Lisant Surveiller et punir je me demande comment se servir, dans le cadre d’une histoire de la littérature, de la conception foucaldienne du passage, au tournant du XIXème siècle, d’une société punitive à une société disciplinaire et sa microphysique du pouvoir. Il se caractérise, écrit Foucault, par l’assomption d’un complexe de pouvoir-savoir qui circonscrit, en lieu et place du corps (souffrant des suppliciés) un nouvel objet sur lequel avoir désormais prise : « l’âme », ses potentialités et ses déviances. Les nouveaux dispositifs espistémologiques que sont l’expertise psychiatrique ou la criminologie alors, « sous prétexte d’expliquer un acte, sont des manières de qualifier un individu » (p. 25) et d’en normaliser la singularité.
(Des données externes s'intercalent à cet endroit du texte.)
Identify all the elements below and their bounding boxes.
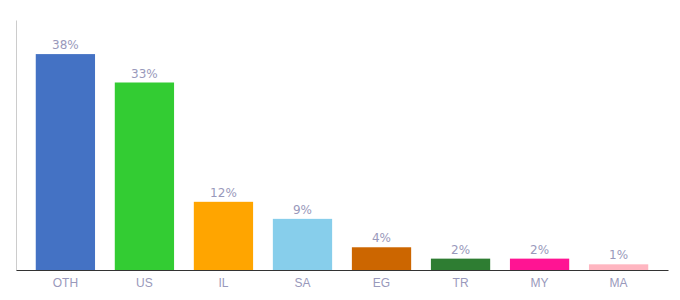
x-tick-label: MY xyxy=(531,276,549,290)
data-label: 9% xyxy=(293,203,312,217)
x-tick-label: US xyxy=(136,276,153,290)
x-tick-label: IL xyxy=(218,276,228,290)
chart: OTH US IL SA EG TR MY MA 38% 33% 12% 9% 4% 2% 2% 1% xyxy=(0,0,680,300)
bar xyxy=(589,264,648,270)
x-tick: SA xyxy=(294,276,310,290)
data-label: 12% xyxy=(210,186,237,200)
bar xyxy=(115,83,174,271)
data-label: 1% xyxy=(609,248,628,262)
bar xyxy=(510,259,569,270)
bar xyxy=(431,259,490,270)
data-label: 2% xyxy=(451,243,470,257)
x-tick: TR xyxy=(453,276,469,290)
data-label: 2% xyxy=(530,243,549,257)
bar xyxy=(36,54,95,270)
x-tick-label: OTH xyxy=(53,276,78,290)
y-axis-line xyxy=(16,21,17,271)
bar xyxy=(352,247,411,270)
y-axis xyxy=(16,21,17,271)
x-tick-label: SA xyxy=(294,276,310,290)
x-tick: OTH xyxy=(53,276,78,290)
x-tick-label: EG xyxy=(373,276,390,290)
data-label: 38% xyxy=(52,38,79,52)
x-tick-label: MA xyxy=(610,276,628,290)
bar xyxy=(194,202,253,270)
data-label: 4% xyxy=(372,231,391,245)
x-tick: EG xyxy=(373,276,390,290)
x-axis: OTH US IL SA EG TR MY MA xyxy=(17,271,669,290)
plot: OTH US IL SA EG TR MY MA 38% 33% 12% 9% 4% 2% 2% 1% xyxy=(17,21,669,290)
x-tick: MA xyxy=(610,276,628,290)
data-labels: 38% 33% 12% 9% 4% 2% 2% 1% xyxy=(52,38,628,262)
x-tick: IL xyxy=(218,276,228,290)
x-tick-label: TR xyxy=(453,276,469,290)
x-tick: US xyxy=(136,276,153,290)
x-tick: MY xyxy=(531,276,549,290)
data-label: 33% xyxy=(131,67,158,81)
x-axis-line xyxy=(17,270,669,271)
bars xyxy=(36,54,648,270)
bar xyxy=(273,219,332,270)
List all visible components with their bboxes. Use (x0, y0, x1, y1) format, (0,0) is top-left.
Et « l’homme » tel qu’il s’offre à l’étude des sciences humaines – il retrouve là une thèse des Mots et les Choses – serait une invention récente. Un point cependant n’est pas clair – savoir si les dispositifs disciplinaires ne sont que des symptômes ou bien plutôt les causes de cette reconfiguration épistémique – de même qu’on pourrait se demander si les Lettres, comme le disent les marxistes, ne sont qu’un symptôme de leur temps – ou à l’inverse si elles en déterminent l’imaginaire. Les deux sans doute – ou la question n’a pas de sens.
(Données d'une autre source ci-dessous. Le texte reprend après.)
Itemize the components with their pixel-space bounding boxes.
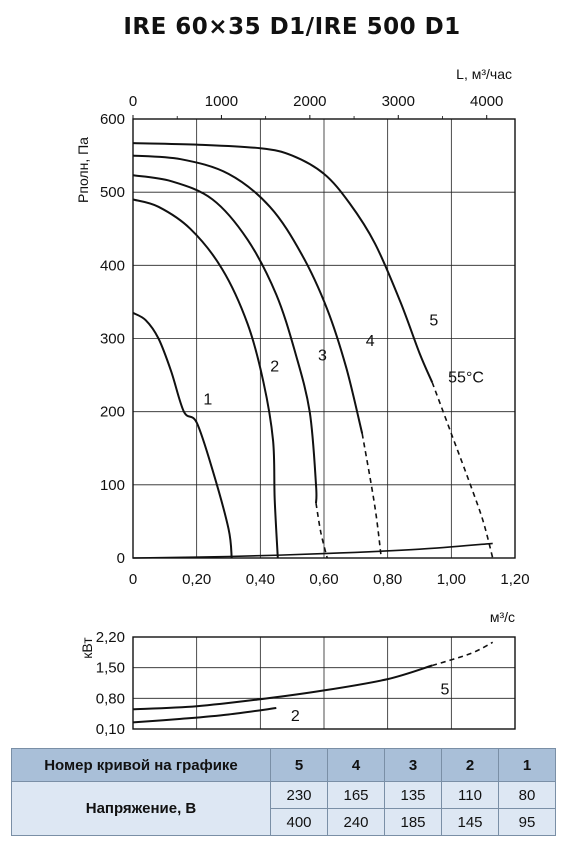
power-curves: 52 <box>132 641 494 725</box>
voltage-cell: 165 <box>327 781 385 809</box>
voltage-cell: 145 <box>441 808 499 836</box>
curve-label-5: 5 <box>429 312 438 329</box>
power-curve-2 <box>132 707 277 724</box>
table-header-label: Номер кривой на графике <box>11 748 271 782</box>
y-axis-title: Pполн, Па <box>75 137 91 203</box>
system-line <box>132 542 493 559</box>
curve-label-3: 3 <box>318 347 327 364</box>
power-axes: 2,20 1,50 0,80 0,10 кВт <box>79 629 516 738</box>
y-tick-label: 500 <box>100 184 125 201</box>
fan-curve-1 <box>132 312 233 559</box>
fan-curve-5 <box>132 142 434 383</box>
main-curves: 1 2 3 4 5 55°C <box>132 142 494 559</box>
y-tick-label: 200 <box>100 404 125 421</box>
x-tick-label: 0,80 <box>373 571 402 588</box>
fan-curve-3 <box>132 174 318 504</box>
curve-number: 2 <box>441 748 499 782</box>
fan-curve-3-dashed <box>315 502 328 559</box>
table-header-row: Номер кривой на графике 5 4 3 2 1 <box>11 748 556 782</box>
x2-tick-label: 2000 <box>293 93 326 110</box>
temperature-annotation: 55°C <box>448 369 484 386</box>
fan-curve-4-dashed <box>361 433 383 559</box>
fan-curve-2 <box>132 198 279 559</box>
x2-axis-title: L, м³/час <box>456 66 512 82</box>
voltage-cell: 240 <box>327 808 385 836</box>
voltage-cell: 400 <box>270 808 328 836</box>
curve-number: 5 <box>270 748 328 782</box>
power-curve-label-5: 5 <box>441 682 450 699</box>
y-tick-label: 400 <box>100 257 125 274</box>
x-axis-title: м³/с <box>490 609 515 625</box>
voltage-cell: 230 <box>270 781 328 809</box>
power-y-axis-title: кВт <box>79 637 95 659</box>
voltage-table: Номер кривой на графике 5 4 3 2 1 Напряж… <box>11 748 556 836</box>
x-tick-label: 1,20 <box>500 571 529 588</box>
power-frame <box>132 636 516 730</box>
table-row: 400 240 185 145 95 <box>12 808 556 836</box>
curve-number: 4 <box>327 748 385 782</box>
x-tick-label: 0,40 <box>246 571 275 588</box>
power-y-tick-label: 2,20 <box>96 629 125 646</box>
x2-tick-label: 4000 <box>470 93 503 110</box>
chart-title: IRE 60×35 D1/IRE 500 D1 <box>123 14 461 40</box>
voltage-cell: 80 <box>498 781 556 809</box>
power-grid <box>132 636 516 730</box>
table-row: Напряжение, В 230 165 135 110 80 <box>11 781 556 836</box>
x2-tick-label: 0 <box>129 93 137 110</box>
y-tick-label: 100 <box>100 477 125 494</box>
x2-tick-label: 3000 <box>382 93 415 110</box>
curve-label-4: 4 <box>366 333 375 350</box>
x-tick-label: 1,00 <box>437 571 466 588</box>
power-curve-5-dashed <box>431 641 494 667</box>
y-tick-label: 600 <box>100 111 125 128</box>
x-tick-label: 0,60 <box>309 571 338 588</box>
power-y-tick-label: 1,50 <box>96 660 125 677</box>
x2-tick-label: 1000 <box>205 93 238 110</box>
curve-label-2: 2 <box>270 358 279 375</box>
power-curve-label-2: 2 <box>291 708 300 725</box>
power-y-tick-label: 0,10 <box>96 721 125 738</box>
y-tick-label: 0 <box>117 550 125 567</box>
voltage-cell: 110 <box>441 781 499 809</box>
voltage-row-label: Напряжение, В <box>11 781 271 836</box>
voltage-cell: 95 <box>498 808 556 836</box>
x-tick-label: 0 <box>129 571 137 588</box>
power-y-tick-label: 0,80 <box>96 690 125 707</box>
curve-number: 1 <box>498 748 556 782</box>
voltage-cell: 185 <box>384 808 442 836</box>
curve-number: 3 <box>384 748 442 782</box>
y-tick-label: 300 <box>100 331 125 348</box>
fan-curve-5-dashed <box>431 382 494 559</box>
x-tick-label: 0,20 <box>182 571 211 588</box>
plot-frame <box>132 118 516 559</box>
fan-curve-4 <box>132 154 364 434</box>
voltage-cell: 135 <box>384 781 442 809</box>
curve-label-1: 1 <box>203 391 212 408</box>
main-grid <box>132 118 516 559</box>
power-curve-5 <box>132 664 433 711</box>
Quoiqu’il en soit, la littérature montre une mutation du même type : alors que le problème de l’épopée semblait être celui de la redéfinition du pouvoir légitime (Achille ou Agamemnon ? Ulysse ou Euryloque ? Antinoos ou Télémaque ?) en temps de crise – voir le fabuleux Penser sans concepts : fonction de l’épopée guerrière de Florence Goyet – c’est-à-dire l’identification nouvelle du corps du roi à son peuple (à l’exclusion, dans la violence, des prétendants) pour surmonter le chaos, le roman s’intéresse au contraire à penser l’écart entre l’âme de l’individu et le corps social qui lui fait face – la déviation, et parfois le scandale de l’individuation. Nourri à la sociologie, à la psychologie, aux sciences humaines, il essaierait quant à lui de comprendre (pour contenir le désordre dont elle est porteuse) la subjectivité et son extravagance. Oui le roman, cette formidable machine actionnée par un narrateur qui voit sans être vu, n’est-ce pas en quelque sorte l’observatoire de l’existant conçu comme déviation – un panoptique de papier ?
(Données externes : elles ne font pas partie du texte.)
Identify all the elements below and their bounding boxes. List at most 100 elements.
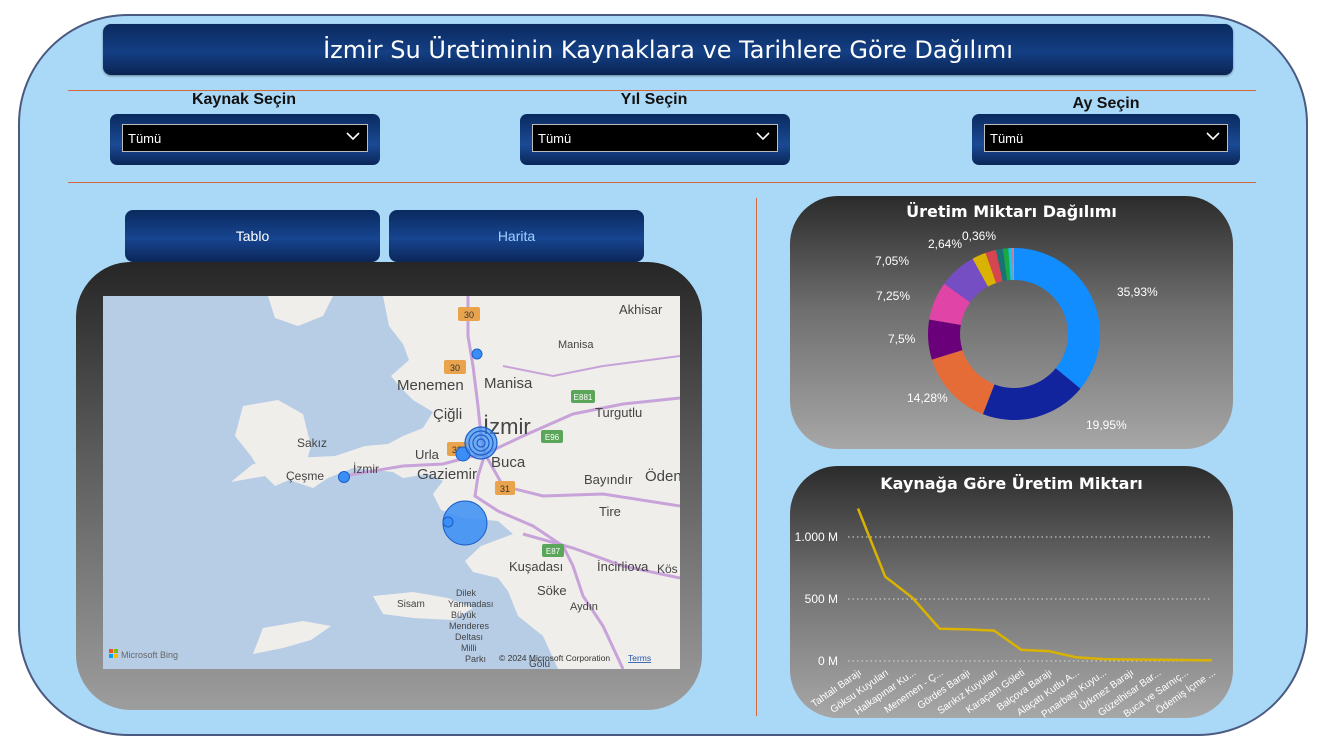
page-title-text: İzmir Su Üretiminin Kaynaklara ve Tarihl… bbox=[323, 35, 1013, 64]
place-label: Kös bbox=[657, 562, 678, 576]
karaburun bbox=[403, 430, 465, 466]
map-bubble[interactable] bbox=[476, 438, 486, 448]
road-shield: E87 bbox=[542, 544, 564, 557]
samos-island bbox=[373, 592, 473, 620]
map-copyright: © 2024 Microsoft Corporation bbox=[499, 653, 610, 663]
table-button[interactable]: Tablo bbox=[125, 210, 380, 262]
svg-text:30: 30 bbox=[450, 363, 460, 373]
line-series[interactable] bbox=[856, 508, 1213, 662]
donut-slice[interactable] bbox=[995, 248, 1008, 282]
map-bubble[interactable] bbox=[464, 426, 498, 460]
map-button-label: Harita bbox=[497, 228, 536, 244]
chevron-down-icon[interactable] bbox=[1205, 128, 1221, 144]
bing-logo: Microsoft Bing bbox=[109, 649, 178, 660]
map-button[interactable]: Harita bbox=[389, 210, 644, 262]
place-label: Söke bbox=[537, 583, 567, 598]
donut-chart[interactable]: 35,93% 19,95% 14,28% 7,5% 7,25% 7,05% 2,64%0,3… bbox=[790, 196, 1233, 449]
road-shield: E96 bbox=[541, 430, 563, 443]
donut-chart-panel: Üretim Miktarı Dağılımı 35,93% 19,95% 14,2… bbox=[790, 196, 1233, 449]
donut-data-label: 2,64% bbox=[928, 237, 962, 251]
section-divider bbox=[756, 198, 757, 716]
place-label: Tire bbox=[599, 504, 621, 519]
ikaria-island bbox=[253, 621, 331, 654]
road-shield: 30 bbox=[458, 307, 480, 321]
donut-slice[interactable] bbox=[982, 368, 1081, 420]
map-bubble[interactable] bbox=[471, 348, 483, 360]
donut-data-label: 19,95% bbox=[1086, 418, 1127, 432]
y-tick-label: 1.000 M bbox=[795, 530, 838, 544]
highway bbox=[484, 396, 680, 456]
place-label: Çiğli bbox=[433, 406, 462, 423]
month-slicer-dropdown[interactable]: Tümü bbox=[984, 124, 1228, 152]
map-terms-link[interactable]: Terms bbox=[628, 653, 651, 663]
highway bbox=[483, 453, 680, 508]
bottom-divider bbox=[68, 182, 1256, 183]
map-visual[interactable]: Akhisar Manisa Menemen Manisa Turgutlu Ç… bbox=[103, 296, 680, 669]
place-label: Çeşme bbox=[286, 469, 324, 483]
lesbos-coast bbox=[268, 296, 333, 326]
source-slicer-dropdown[interactable]: Tümü bbox=[122, 124, 368, 152]
donut-slice[interactable] bbox=[929, 283, 971, 325]
place-label: Sakız bbox=[297, 436, 327, 450]
month-slicer-label: Ay Seçin bbox=[1072, 95, 1140, 112]
place-label: Aydın bbox=[570, 601, 598, 613]
highway bbox=[466, 296, 625, 669]
chevron-down-icon[interactable] bbox=[345, 128, 361, 144]
place-label: Manisa bbox=[484, 375, 533, 392]
donut-chart-title: Üretim Miktarı Dağılımı bbox=[906, 202, 1117, 221]
donut-slice[interactable] bbox=[928, 319, 963, 360]
month-slicer-value: Tümü bbox=[990, 130, 1024, 146]
donut-slice[interactable] bbox=[1002, 248, 1011, 281]
place-label: Kuşadası bbox=[509, 559, 563, 574]
year-slicer-label: Yıl Seçin bbox=[620, 91, 688, 108]
donut-slice[interactable] bbox=[944, 258, 988, 303]
year-slicer[interactable]: Tümü bbox=[520, 114, 790, 165]
donut-data-label: 7,5% bbox=[888, 332, 916, 346]
donut-slice[interactable] bbox=[1008, 248, 1013, 281]
donut-data-label: 7,25% bbox=[876, 289, 910, 303]
table-button-label: Tablo bbox=[235, 228, 270, 244]
donut-data-label: 14,28% bbox=[907, 391, 948, 405]
place-label: Sisam bbox=[397, 599, 425, 610]
donut-slice[interactable] bbox=[1012, 248, 1014, 281]
year-slicer-dropdown[interactable]: Tümü bbox=[532, 124, 778, 152]
chios-island bbox=[235, 400, 311, 486]
road-shield: 30 bbox=[444, 360, 466, 374]
place-label: İzmir bbox=[353, 462, 379, 476]
svg-text:31: 31 bbox=[500, 484, 510, 494]
place-label: İncirliova bbox=[597, 559, 649, 574]
map-bubble[interactable] bbox=[472, 434, 490, 452]
highway bbox=[502, 355, 680, 378]
map-bubble[interactable] bbox=[338, 471, 350, 483]
road-shield: E881 bbox=[571, 390, 595, 403]
donut-data-label: 0,36% bbox=[962, 229, 996, 243]
road-shield: 31 bbox=[495, 481, 515, 495]
place-label: Dilek Yarımadası Büyük Menderes Deltası Milli… bbox=[448, 588, 493, 664]
source-slicer-value: Tümü bbox=[128, 130, 162, 146]
top-divider bbox=[68, 90, 1256, 91]
place-label: Gölü bbox=[529, 659, 550, 669]
donut-slice[interactable] bbox=[972, 252, 997, 287]
svg-text:30: 30 bbox=[464, 310, 474, 320]
donut-slice[interactable] bbox=[1014, 248, 1100, 389]
svg-text:E881: E881 bbox=[574, 393, 593, 402]
highway bbox=[522, 532, 680, 580]
place-label: Bayındır bbox=[584, 472, 633, 487]
map-bubble[interactable] bbox=[442, 516, 454, 528]
map-canvas[interactable]: Akhisar Manisa Menemen Manisa Turgutlu Ç… bbox=[103, 296, 680, 669]
month-slicer[interactable]: Tümü bbox=[972, 114, 1240, 165]
mainland bbox=[231, 296, 680, 669]
place-label: Buca bbox=[491, 454, 526, 471]
donut-slice[interactable] bbox=[985, 249, 1003, 284]
place-label: Menemen bbox=[397, 377, 464, 394]
donut-slice[interactable] bbox=[931, 350, 995, 415]
chevron-down-icon[interactable] bbox=[755, 128, 771, 144]
source-slicer[interactable]: Tümü bbox=[110, 114, 380, 165]
line-chart-panel: Kaynağa Göre Üretim Miktarı 0 M 500 M 1.00… bbox=[790, 466, 1233, 718]
line-chart-title: Kaynağa Göre Üretim Miktarı bbox=[880, 474, 1143, 493]
svg-text:Microsoft Bing: Microsoft Bing bbox=[121, 650, 178, 660]
place-label: Turgutlu bbox=[595, 405, 642, 420]
map-bubble[interactable] bbox=[468, 430, 494, 456]
year-slicer-value: Tümü bbox=[538, 130, 572, 146]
L’épopée archaïque opère comme récit du corps (et non de la psychè) dans l’espace (non dans le temps) : on y voit les déambulations de l’un, les aller-retours d’un autre, et les attributs psychologiques (le rusé, le coléreux) que l’on prête aux héros (non aux personnages), moins que d’indiquer comme dans le roman les symptômes d’un rapport psychologique au monde, décrivent un principe d’appréhension des corps dans l’espace. Un corps d’homme-rusé lui permet d’aller ici, un corps d’homme-coléreux bouge comme cela – ils se rencontrent, s’entrechoquent, produisent des clinamen. L’espace, donc, le temps n’étant qu’inessentiel : l’épopée ne construit pas d’intrigue, il n’y a pas de mesure du temps qui passe (on dit « dix ans » comme on dirait « cinq » ou « vingt », c’est sans conséquence : « longtemps » – les corps ont, pour la plupart, changé de place).